The Lillie Frank Abercrombie Section of Cardiology, Texas Children's Hospital, Department of Pediatrics, Baylor College of Medicine, Houston, Texas; The Coronary Artery Anomalies Program, Texas Children's Hospital, Houston, Texas.
The Lillie Frank Abercrombie Section of Cardiology, Texas Children's Hospital, Department of Pediatrics, Baylor College of Medicine, Houston, Texas.
Semin Thorac Cardiovasc Surg. 2023;35(4):759-768. doi: 10.1053/j.semtcvs.2022.08.009. Epub 2022 Aug 28.
Data on maximal exercise-stress-testing (m-EST) in anomalous-aortic-origin-of-coronary-arteries (AAOCA) is limited and correlation with stress perfusion imaging has not been demonstrated. AAOCA patients ≤20 years were prospectively enrolled from 6/2014-01/2020. A m-EST was defined as heart rate >85%ile on ECG-EST and respiratory-exchange-ratio ≥1.05 on cardiopulmonary-exercise-testing (CPET). Abnormal m-EST included significant ST-changes or high-grade arrhythmia, V̇O and/or O pulse <85% predicted, or abnormal O pulse curve. A (+) dobutamine-stress cardiac-magnetic-resonance-imaging (+DS-CMR) had findings of inducible-ischemia.

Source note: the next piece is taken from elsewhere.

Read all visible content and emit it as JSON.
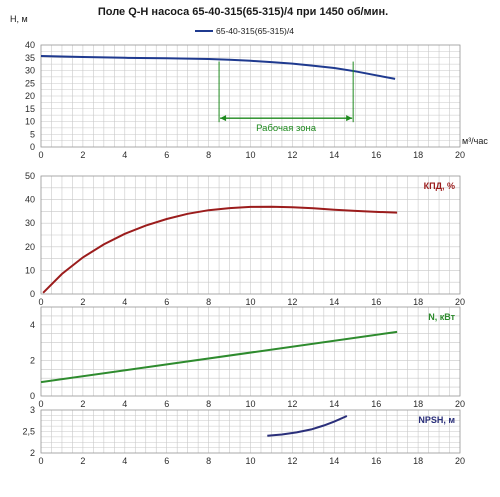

Outcomes: (1) Differences in m-EST based on AAOCA-type; (2) Assuming DS-CMR as gold-standard for detection of inducible ischemia, determine agreement between m-EST and DS-CMR. A total of 155 AAOCA (right, AAORCA = 126; left, AAOLCA = 29) patients with a median (IQR) age of 13 (11-15) years were included; 63% were males and a m-EST was completed in 138 (89%). AAORCA and AAOLCA had similar demographic and m-EST characteristics, although AAOLCA had more frequently evidence of inducible ischemia on m-EST (P = 0.006) and DS-CMR (P = 0.007). Abnormal O pulse was significantly associated with +DS-CMR (OR 5.3, 95% CI 1.6-18,P = 0.005). Sensitivity was increased with addition of CPET to ECG-EST (to 58% from 19%). There was no agreement between m-EST and DS-CMR for detection of inducible ischemia. A m-EST has very low sensitivity for detection of inducible ischemia in AAOCA, and sensitivity is increased with addition of CPET. Stress perfusion abnormalities on DS-CMR were notconcordant with m-EST findings and adjunctive testing should be considered for clinical decision making in AAOCA.
关于异常主动脉起源冠状动脉(AAOCA)最大运动压力测试(m-EST)的数据有限,并且尚未证明与应激灌注成像的相关性。从 2014 年 6 月至 2020 年 1 月,前瞻性招募了年龄≤20 岁的 AAOCA 患者。m-EST 定义为心电图 EST 上的心率>85%,心肺运动试验(CPET)上的呼吸交换比≥1.05。异常 m-EST 包括明显的 ST 改变或高级别的心律失常、V̇O 和/或 O 脉冲<85%预测值,或异常的 O 脉冲曲线。(+)多巴酚丁胺应激心脏磁共振成像(+DS-CMR)具有可诱导缺血的发现。结果:(1)根据 AAOCA 类型的 m-EST 差异;(2)假设 DS-CMR 为检测可诱导缺血的金标准,确定 m-EST 和 DS-CMR 之间的一致性。共纳入 155 例 AAOCA(右,AAORCA=126;左,AAOLCA=29)患者,中位(IQR)年龄为 13(11-15)岁;63%为男性,138 例(89%)完成了 m-EST。AAORCA 和 AAOLCA 具有相似的人口统计学和 m-EST 特征,尽管 AAOLCA 在 m-EST(P=0.006)和 DS-CMR(P=0.007)上更频繁地出现可诱导缺血的证据。异常 O 脉冲与+DS-CMR 显著相关(OR 5.3,95%CI 1.6-18,P=0.005)。将 CPET 添加到心电图 EST 可提高敏感性(从 19%增加到 58%)。m-EST 和 DS-CMR 之间对于检测可诱导缺血没有一致性。m-EST 检测 AAOCA 中可诱导缺血的敏感性非常低,并且添加 CPET 可提高敏感性。DS-CMR 上的应激灌注异常与 m-EST 结果不一致,在 AAOCA 中,应考虑辅助测试以进行临床决策。